Within this tab, users can view the properties of the new clusters. The Monitor tab is divided itself into two other tabs: the Elements tab and the Dispersion tab.

In the Elements tab, users can view a histogram describing each generated cluster.

On the X axis, users can visualize the clusters’ Range.
On the Y axis, users will visualize the counts, which is the number of clusters contained in the corresponding range.

By hovering over each bar, information on the following elements can be visualized:

Count: the number of clusters contained in the bar,
Range: the clusters’ range,
Percentage on tot: the percentage the cluster represents over the total number of clusters,
Percentage on bar: the percentage the cluster represents over the clusters contained in the bar.

Within the Dispersion tab, the dispersion coefficient can be visualized.
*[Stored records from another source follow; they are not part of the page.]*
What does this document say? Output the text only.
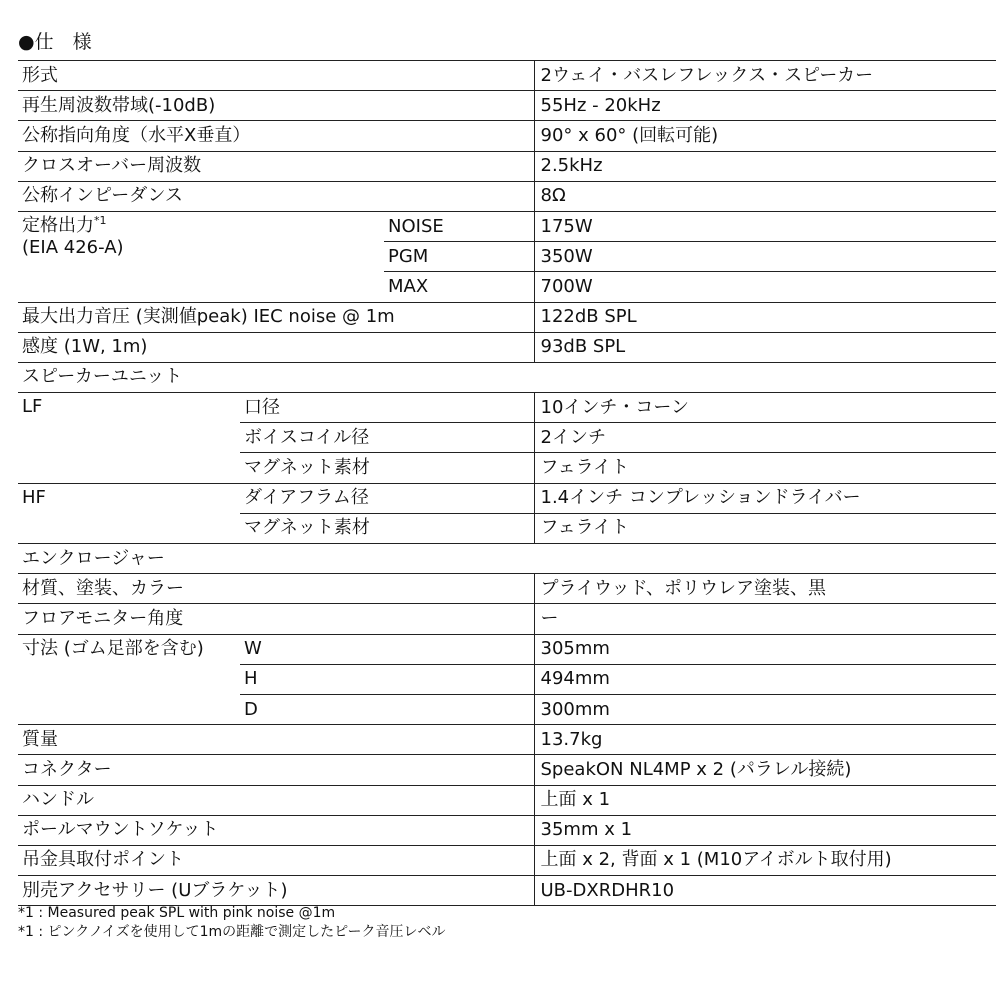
●仕　様
形式			2ウェイ・バスレフレックス・スピーカー
再生周波数帯域(-10dB)			55Hz - 20kHz
公称指向角度（水平X垂直）			90° x 60° (回転可能)
クロスオーバー周波数			2.5kHz
公称インピーダンス			8Ω

定格出力$^{*1}$
(EIA 426-A)		NOISE	175W
		PGM	350W
		MAX	700W
最大出力音圧 (実測値peak) IEC noise @ 1m			122dB SPL
感度 (1W, 1m)			93dB SPL
スピーカーユニット			
LF	口径		10インチ・コーン
	ボイスコイル径		2インチ
	マグネット素材		フェライト
HF	ダイアフラム径		1.4インチ コンプレッションドライバー
	マグネット素材		フェライト
エンクロージャー			
材質、塗装、カラー			プライウッド、ポリウレア塗装、黒
フロアモニター角度			ー
寸法 (ゴム足部を含む)	W		305mm
	H		494mm
	D		300mm
質量			13.7kg
コネクター			SpeakON NL4MP x 2 (パラレル接続)
ハンドル			上面 x 1
ポールマウントソケット			35mm x 1
吊金具取付ポイント			上面 x 2, 背面 x 1 (M10アイボルト取付用)
別売アクセサリー (Uブラケット)			UB-DXRDHR10
*1 : Measured peak SPL with pink noise @1m
*1 : ピンクノイズを使用して1mの距離で測定したピーク音圧レベル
On the X axis, users can visualize the dispersion’s Range.
On the Y axis, users will visualize the counts, which is the number of clusters which have the corresponding dispersion range.

By hovering over each bar, information on the following elements can be visualized:

Information such as Count, Range, and Percentage on tot will be displayed by hovering on one bar displayed in the tab.

The Clusters tab

The Clusters tab contains a spreadsheet displaying the values of the profile attributes for the centroids of the generated clusters, along with the number of elements and the dispersion coefficient for each of them.

The following additional columns are displayed:

the columns cluster(attribute_name) refer to a specific tag included in some patterns of the training set,
the column cluster contains the index of the cluster,
the column nelem contains the number of elements which make up the cluster,
the column disp contains the dispersion coefficient.

The Results tab

In the Results tab, users can visualize computation information and details. This tab is divided into two panes, the General Info and the Result Quantities panes.

The General Info pane contains the following details:

Task label
Elapsed time (sec)

The Result Quantities pane contains information on the results, for more details on the displayed quantities go to the corresponding task’s page.